The understanding of the physical processes that lead to the origin of matter in the early Universe, creating both an excess of matter over anti-matter and a dark matter abundance that survived until the present, is one of the most fascinating challenges in modern science. The problem cannot be addressed within our current description of fundamental physics and, therefore, it currently provides a very strong evidence of new physics. Solutions can either reside in a modification of the standard model of elementary particle physics or in a modification of the way we describe gravity, based on general relativity, or at the interface of both. We will mainly discuss the first class of solutions. Traditionally, models that separately explain either the matter–antimatter asymmetry of the Universe or dark matter have been proposed. However, in the last years there has also been an accreted interest and intense activity on scenarios able to provide a unified picture of the origin of matter in the early universe. In this review we discuss some of the main ideas emphasising primarily those models that have more chances to be experimentally tested during next years. Moreover, after a general discussion, we will focus on extensions of the standard model that can also address neutrino masses and mixing. Since this is currently the only evidence of physics beyond the standard model coming directly from particle physics experiments, it is then reasonable that such extensions might also provide a solution to the problem of the origin of matter in the universe.
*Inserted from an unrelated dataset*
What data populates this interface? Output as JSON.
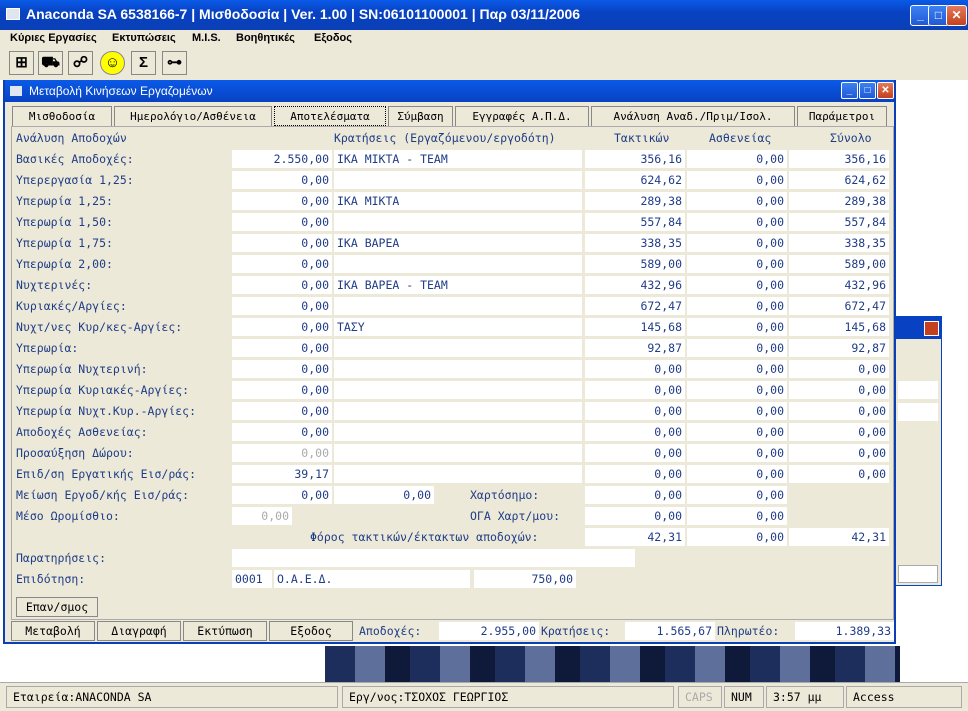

了解导致早期宇宙中物质起源的物理过程，产生了超过反物质的过量物质和一直存在到现在的暗物质丰度，是现代科学中最迷人的挑战之一。这个问题在我们目前对基础物理学的描述中无法解决，因此，它目前为新物理学提供了非常有力的证据。解决方案可以存在于基本粒子物理学标准模型的修改中，也可以存在于我们基于广义相对论描述重力的方式的修改中，或者存在于两者的界面中。我们将主要讨论第一类解决方案。传统上，已经提出了分别解释宇宙物质-反物质不对称性或暗物质的模型。然而，在过去的几年里，人们对能够提供早期宇宙物质起源的统一画面的情景产生了越来越多的兴趣和激烈的活动。在这篇评论中，我们讨论了一些主要思想，主要强调那些在未来几年有更多机会进行实验测试的模型。此外，经过一般性讨论后，我们将重点关注也可以解决中微子质量和混合问题的标准模型的扩展。由于这是目前直接来自粒子物理实验的超越标准模型的物理学的唯一证据，因此这种扩展也可能为宇宙物质起源问题提供解决方案是合理的。